2代目エルは都に懐かず、飲まず食わずだったが、ササミを与えたところ喜んで食べたので名前を「ササミ」と名付ける。

ようやく信頼関係を築けてきた矢先の出来事。
都と不倫関係にあった「高橋」が都の浮気を疑い(my心の声:不倫しているお前はなんなんだ!と怒りたくなりますね。)、都に暴力を振るうと、ササミは都を守ろうとしたのか、高橋に噛みつき怪我を負わせてしまう。
激昂した高橋は保健所で犬を処分させると怒鳴りちらすと、都はササミを守るため、衝動的に高橋を殺害してしまう。


ササミの飼い主だったホームレスは、エルを追いかける途中に車に轢かれて亡くなっており、ホームレスの事故死と飼い犬の失踪に不信感を抱き始めた「江口」は、詐欺グループの末端人員として働いており、その詐欺グループの幹部たちは都が金蔓になるのでは。と、目をつけはじめる。

<この本を読んで>

「ササミ」、都の仕事中は「エル」、そして飼い主だったホームレスに名付けられた「ナナ」と名前を3つ持つ犬を巡るヒューマン小説のようなミステリーです。


はじめの都の章には、多少イライラしてしまいました。後に登場する江口も江口でどうしようもない人生を送っており、またもイライラしがちになりますが、江口の章に入ってからは都に対しても、都に好意を抱いてゆく江口に対しても、だんだん見直せるような展開となっていきます。


どうしても本作では、「人間に振り回されているペット」を読み取れてしまうため、人間の身勝手さが許せなかったり、ササミが可哀想で切なくて仕方がありませんでした。ただ、やっぱりわんちゃんて素晴らしい。飼い主と認めたら、大好きな飼い主を守ろうとするのだから。本当に愛情深い動物だと思います。

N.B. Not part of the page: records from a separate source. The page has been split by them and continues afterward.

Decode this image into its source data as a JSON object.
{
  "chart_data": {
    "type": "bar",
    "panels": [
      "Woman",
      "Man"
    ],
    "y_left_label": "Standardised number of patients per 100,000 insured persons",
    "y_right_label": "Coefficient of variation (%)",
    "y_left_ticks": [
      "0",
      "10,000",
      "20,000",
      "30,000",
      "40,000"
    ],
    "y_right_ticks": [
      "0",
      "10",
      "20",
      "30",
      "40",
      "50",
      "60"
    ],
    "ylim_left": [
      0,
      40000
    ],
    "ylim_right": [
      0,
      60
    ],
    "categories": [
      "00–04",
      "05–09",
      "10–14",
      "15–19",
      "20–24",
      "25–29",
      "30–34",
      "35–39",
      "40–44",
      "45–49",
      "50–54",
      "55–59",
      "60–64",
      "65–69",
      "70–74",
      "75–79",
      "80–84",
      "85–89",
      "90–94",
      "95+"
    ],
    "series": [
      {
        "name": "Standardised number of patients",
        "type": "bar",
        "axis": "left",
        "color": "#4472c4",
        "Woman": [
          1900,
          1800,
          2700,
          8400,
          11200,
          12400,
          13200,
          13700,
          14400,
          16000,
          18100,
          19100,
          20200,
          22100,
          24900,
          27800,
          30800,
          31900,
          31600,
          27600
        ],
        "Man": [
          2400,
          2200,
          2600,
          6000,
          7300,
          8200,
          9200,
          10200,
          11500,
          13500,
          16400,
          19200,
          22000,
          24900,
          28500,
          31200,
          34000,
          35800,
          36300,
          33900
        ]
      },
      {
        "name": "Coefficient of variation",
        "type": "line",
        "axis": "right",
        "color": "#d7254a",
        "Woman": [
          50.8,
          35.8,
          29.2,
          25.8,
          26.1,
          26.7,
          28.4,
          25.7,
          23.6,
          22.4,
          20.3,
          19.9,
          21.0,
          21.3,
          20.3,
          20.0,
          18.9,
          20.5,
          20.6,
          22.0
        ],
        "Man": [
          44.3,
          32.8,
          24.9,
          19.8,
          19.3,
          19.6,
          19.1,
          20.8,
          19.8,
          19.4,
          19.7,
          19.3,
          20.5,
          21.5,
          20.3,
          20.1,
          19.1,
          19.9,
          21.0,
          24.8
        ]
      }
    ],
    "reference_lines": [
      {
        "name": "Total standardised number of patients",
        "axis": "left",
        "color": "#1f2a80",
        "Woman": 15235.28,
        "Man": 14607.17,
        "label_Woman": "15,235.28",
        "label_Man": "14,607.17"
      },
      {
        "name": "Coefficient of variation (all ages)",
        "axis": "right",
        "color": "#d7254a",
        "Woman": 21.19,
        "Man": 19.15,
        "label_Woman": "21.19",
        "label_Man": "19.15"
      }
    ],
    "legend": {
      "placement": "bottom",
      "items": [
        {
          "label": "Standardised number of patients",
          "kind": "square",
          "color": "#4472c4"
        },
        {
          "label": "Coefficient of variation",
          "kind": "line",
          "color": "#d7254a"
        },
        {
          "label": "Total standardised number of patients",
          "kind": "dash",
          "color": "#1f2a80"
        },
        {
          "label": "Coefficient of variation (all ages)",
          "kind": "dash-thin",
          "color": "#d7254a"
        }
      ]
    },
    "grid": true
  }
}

罪はどうしても隠せないし、罪の意識からも逃れられない。ただ、本作の結末は、都も江口もササミも救われたように思え、3人(2人と1匹?)の将来に希望を感じた着地のさせ方でした。わたしの気持ちも救われました。「きっともう大丈夫。」読後感はそんな安心感を得られた作品でした。枯れたお花が生き返り、蕾をつけたような、そんな気分を味わいました。

300ページ強、賞味2時間程度でしょうか。先が気になるし、何しろ近藤史恵さんの作品は読みやすいですね。あっという間に完読できました。